Over the past decade, elections for state high court seats have gone from sleepy, mildly partisan affairs to major political battles with huge campaign spending, millions in independent special interest advertising, and misleading and negative attacks in the forefront. TV advertising is now apart of virtually all (91%) contested state supreme court elections, up from about one in five elections in 2000. And in 2006 business groups were the source of more than 90% of those ads. Business groups are also the source of almost half of all campaign contributions in these races.

The amount of money now entering these races is staggering. Between 1999 and 2007 candidates for state supreme courts raised over $165 million dollars. This is a situation which troubles Americans greatly, even at the beginning of the decade 84 percent of voters and 79 percent of judges hd concern about special interest groups influencing judicial elections.

Wisconsin Business Groups Spend Millions to Hijack the State’s Supreme Court: After corporate defeat in consumer safety litigation, business groups in Wisconsin have pouredmillions in the past two election cycles to defeat two members of the Wisconsin Supreme Court and replace them with pro-business jurists. The court has now been switched from having a majority of pro-consumer jurists to a majority that supports corporate interests over those of individuals.

Both races have seen more third party spending than that spent by the candidates themselves and have been marked by particularly harsh and deceptive advertisements. The first of the two brutal and exceedingly expensive campaigns led the entire supreme court to issue a letter last year supporting public financing of supreme court elections– even signed by the member recently elected with the help of massive business lobby spending. Soon after her election that justice, Annette Ziegler, paid fines and was recommended for censure for previously hearing cases involving a company her husband helped manage.

West Virginia’s Chief Justice Taken Down by Influence Scandal: West Virginia Chief Justice Elliott Maynard recently lost his re-election bid after a scandal erupted over pictures of him vacationing in Monte Carlo with the CEO of Massey Energy at the same time the company was appealing a $240 million jury verdict to the high court. The chief justice originally refused to recuse himself from the case, but finally relented after the petitioners obtained a rehearing. Massey Energy is a controversial, union busting coal company with considerable power in the state.

Systematically Driving Corporate Policy Through the Courts: As we highlighted in a Dispatch last year, starting in the late 1990s, Karl Rove worked with politically-aligned business interests to begin a systematic takeover of state courts to undermine consumer rights and limit corporate liability for harm to consumers. In 2004, for example, business groups spent $21.5 million on state supreme court elections, eclipsing the amount spent by plaintiffs’ attorneys and their allies, with courts including Texas and Alabama shifting to the corporate defendants’ side. In 2005-2006 business groups contributed twice as much, $15.2 million, directly to supreme court candidates than lawyers did.

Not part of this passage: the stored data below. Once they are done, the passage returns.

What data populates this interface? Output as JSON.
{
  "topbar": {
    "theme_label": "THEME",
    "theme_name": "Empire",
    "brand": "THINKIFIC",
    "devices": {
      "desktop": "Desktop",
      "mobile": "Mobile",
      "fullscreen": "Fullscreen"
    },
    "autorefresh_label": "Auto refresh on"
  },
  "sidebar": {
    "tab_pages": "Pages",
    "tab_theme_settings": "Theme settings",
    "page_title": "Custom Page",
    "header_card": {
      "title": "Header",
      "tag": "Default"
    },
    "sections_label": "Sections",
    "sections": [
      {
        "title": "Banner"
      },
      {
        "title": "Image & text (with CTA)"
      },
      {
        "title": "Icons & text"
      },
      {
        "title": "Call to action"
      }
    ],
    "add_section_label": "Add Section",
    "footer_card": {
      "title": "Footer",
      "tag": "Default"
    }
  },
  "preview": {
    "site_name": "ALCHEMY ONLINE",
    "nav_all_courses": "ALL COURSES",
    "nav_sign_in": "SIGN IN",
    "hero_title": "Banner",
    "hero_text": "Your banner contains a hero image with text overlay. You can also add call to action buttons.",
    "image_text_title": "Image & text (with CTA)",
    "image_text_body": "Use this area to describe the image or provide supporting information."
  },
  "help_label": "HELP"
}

Strategies for Protecting the Judiciary: Many states have avoided problems like those is Wisconsin andWest Virginia by implementing basic reforms to insulate the Judiciary from corporate special interest spending:

Public Financing: North Carolina and New Mexico now have full public financing of high court campaigns. New Mexico’s system is brand new, but in North Carolina public financing has had a transformative effect on judicial elections. Special interest and attorney contributions have been driven out of the process, from 73% of non-family funds in 2002 to 14% in 2004. Over two-thirds of judicial candidates now run for office under public financing. The North Carolina system is immensely popular with the public, a year after it was implemented 78% of voters approved of maintaining the practice. Public financing is also supported by the American Bar Association, which adopted it as an official policy in 2002.
Merit Selection: Many states have an independent merit selection process for appointing justices combined with retention elections. This so-called “Missouri plan” insulates the judiciary from special-interest dominated election campaigns while still allowing for voters to exert some democratic control over the judiciary. Such systems have almost uniformly been free of expensive campaign spending and politicized campaigns and theses systems instill confidence in the public. In Missouri, 68 percent of voters trust the Missouri Supreme Court to adhere to the letter of the law rather than their own political beliefs.
Recusal Standards: Establishing better standards for when a justice should or must recuse themselves is another way to help limit the influence of big donors. It also reduces the incentive for special interests to insert themselves in judicial campaigns because their favored justice won’t be in a position to support them in any dispute before the court.

With corporate special interest money increasingly seeking to control judicial outcomes, states with elected courts have a number of options for helping to reduce the avenues for money-dominated elections to distort justice.